Цилиндр Дориана Блэка
(иллюзиониста и шарлатана)
Объект представляет из себя обыкновенный головной убор в форме цилиндра из очень мягкого шёлкового плюша. Жёсткая основа из нескольких слоёв марли, проклеена шеллаком. Швы, прикрепляющие верх и поля к тулье, скрываются под начёсом плюша. Имеет характерный блеск. Лента вокруг тульи цвета сирени. Ручная работа, выполнена филигранно, мастер неизвестен.
Высота снаружи: 8.6 дюймов
Высота внутри: 8.4 дюйма
Ширина снаружи: 9.2 дюйма
Ширина внутри: 9 дюймов
Верхний диаметр: 10 дюймов
Нижний диаметр: 11.2 дюйма
Уильям засунул руку в нутро шляпы и прощупал подложку – никакого двойного дна и механизмов. Он перевёл взгляд со дна цилиндра на дневник, чтобы сделать запись, и тут же рука провалилась вглубь шляпы. Уилл медленно поднял цилиндр на левой руке. Тот повис в районе локтевого сгиба. Но внутри было недостаточно места, чтобы рука поместилась в цилиндре настолько! Он натянул цилиндр до плеча. Вращал рукой, шарил где-то под слоем реальности, но ничего не ощущал.
Он занервничал и снял шляпу с руки. Поставил на стол. Отдышался. Сердце заволновалось. По телу пробежала волна мурашек.
Журналист пошарил в кармане и достал монетку номиналом в 1 пенни. Подбросил её пальцем. Монета звонко закружилась в воздухе и упала на дно шляпы под пристальным взглядом Уильяма. Затем он проделал то же самое, но не глядя на дно цилиндр: подкинул монетку, она зазвенела в воздухе, он подставил цилиндр под неё и отвёл взгляд, приблизив ухо к шляпе. Монетка продолжала звонкое падение так долго, будто упала в бездонный кратер. Уильям посмотрел вглубь цилиндра и пощупал его ладонью. Эхо полёта звенящей монетки отдалённо доносилось сквозь слои ткани.
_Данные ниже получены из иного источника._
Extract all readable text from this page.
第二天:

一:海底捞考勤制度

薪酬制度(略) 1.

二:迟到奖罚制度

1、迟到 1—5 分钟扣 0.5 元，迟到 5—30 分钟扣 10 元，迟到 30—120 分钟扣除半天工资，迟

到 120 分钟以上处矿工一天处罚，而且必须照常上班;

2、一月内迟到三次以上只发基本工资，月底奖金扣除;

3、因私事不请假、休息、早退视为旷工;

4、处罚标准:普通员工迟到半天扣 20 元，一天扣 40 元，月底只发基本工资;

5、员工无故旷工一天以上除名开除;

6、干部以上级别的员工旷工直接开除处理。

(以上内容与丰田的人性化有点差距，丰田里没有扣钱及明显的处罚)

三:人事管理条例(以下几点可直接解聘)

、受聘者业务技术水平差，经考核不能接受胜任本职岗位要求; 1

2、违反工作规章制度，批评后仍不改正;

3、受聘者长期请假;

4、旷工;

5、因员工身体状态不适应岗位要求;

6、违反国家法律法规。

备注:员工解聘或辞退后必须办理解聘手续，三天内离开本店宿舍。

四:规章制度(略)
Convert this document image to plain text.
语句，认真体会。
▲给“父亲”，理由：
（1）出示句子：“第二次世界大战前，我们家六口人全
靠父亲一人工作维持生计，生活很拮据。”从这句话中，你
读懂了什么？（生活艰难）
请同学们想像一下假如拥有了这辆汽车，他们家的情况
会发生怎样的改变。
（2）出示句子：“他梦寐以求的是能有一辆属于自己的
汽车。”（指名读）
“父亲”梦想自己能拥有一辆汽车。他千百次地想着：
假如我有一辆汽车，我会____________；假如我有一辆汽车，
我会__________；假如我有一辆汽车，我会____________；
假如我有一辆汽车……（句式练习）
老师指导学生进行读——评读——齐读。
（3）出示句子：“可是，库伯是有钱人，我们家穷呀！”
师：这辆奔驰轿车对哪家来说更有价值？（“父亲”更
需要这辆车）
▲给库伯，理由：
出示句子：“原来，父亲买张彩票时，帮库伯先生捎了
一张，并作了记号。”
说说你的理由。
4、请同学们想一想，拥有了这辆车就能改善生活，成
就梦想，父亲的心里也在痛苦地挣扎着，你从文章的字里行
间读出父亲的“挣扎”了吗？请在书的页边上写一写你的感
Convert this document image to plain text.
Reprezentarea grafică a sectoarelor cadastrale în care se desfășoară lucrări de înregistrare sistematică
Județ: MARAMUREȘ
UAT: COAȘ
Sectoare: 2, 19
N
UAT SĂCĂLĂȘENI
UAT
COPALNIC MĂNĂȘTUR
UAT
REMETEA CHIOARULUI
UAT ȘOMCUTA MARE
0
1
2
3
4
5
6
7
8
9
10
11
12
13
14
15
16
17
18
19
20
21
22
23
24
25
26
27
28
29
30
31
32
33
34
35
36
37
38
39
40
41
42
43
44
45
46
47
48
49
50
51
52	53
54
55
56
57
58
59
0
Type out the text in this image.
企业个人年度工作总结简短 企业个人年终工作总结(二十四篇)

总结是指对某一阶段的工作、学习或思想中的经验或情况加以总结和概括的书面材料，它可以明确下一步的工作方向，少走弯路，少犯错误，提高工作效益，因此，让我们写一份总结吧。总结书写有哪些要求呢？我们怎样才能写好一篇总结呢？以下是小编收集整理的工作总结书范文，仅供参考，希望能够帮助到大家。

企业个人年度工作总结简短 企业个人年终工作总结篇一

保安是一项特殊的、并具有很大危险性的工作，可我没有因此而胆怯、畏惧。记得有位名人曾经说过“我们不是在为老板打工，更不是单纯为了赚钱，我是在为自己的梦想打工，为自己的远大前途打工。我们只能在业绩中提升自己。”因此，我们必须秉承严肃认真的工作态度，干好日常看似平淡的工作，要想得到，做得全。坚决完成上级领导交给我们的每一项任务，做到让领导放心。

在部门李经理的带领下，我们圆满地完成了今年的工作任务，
– Не может быть! – прошептал он сдавленно. Тут же он бросился записывать:
При отсутствии зрительного контакта, дно цилиндра перестаёт существовать. Глубина пространства вне пределов цилиндра неизвестна, но по ощущениям колоссальна…
Он задумался, достал карманные часы из ящика и сверил время со своими, лежавшими в кармане жилетки. Не отводя взгляд от циферблата часов на цепочке, он погрузил вторые часы в цилиндр и подержал их там пару минут. Потом достал и сравнил время – часы из цилиндра отставали на две минуты. Он судорожно бросился записывать:
Опыт с парой карманных часов показал, что вне пределов цилиндра время останавливается. Предполагаю, что там нет времени, либо оно присутствует в изменённом виде.
Уильям достал из клетки мышь и опустил в цилиндр, отведя взгляд. Подержал пару минут в ладони “за гранью” и вытащил. Осмотрел мышонка – тот выглядел обычно. Уилл повторил эксперимент ещё на нескольких мышах и сделал запись:
Пространство вне пределов цилиндра пригодно для жизни. Опыт на мышах не показал летального исхода.
Затем Уильям достал из клетки самого большого упитанного серого кролика. Он постарался поместить его в цилиндр, но тот не влезал по габаритам. Тогда мужчина отвёл взгляд от головного убора и тут же почувствовал, как кролик с лёгкостью провалился сквозь дно шляпы и пропал в неизвестном пространстве, выскользнув из рук.
Сердце Уильяма ёкнуло, он представил себя на месте кролика, как он летит в бездну неизвестности, не видя под собой дна. Он прильнул ухом к шляпе, но ничего не услышал.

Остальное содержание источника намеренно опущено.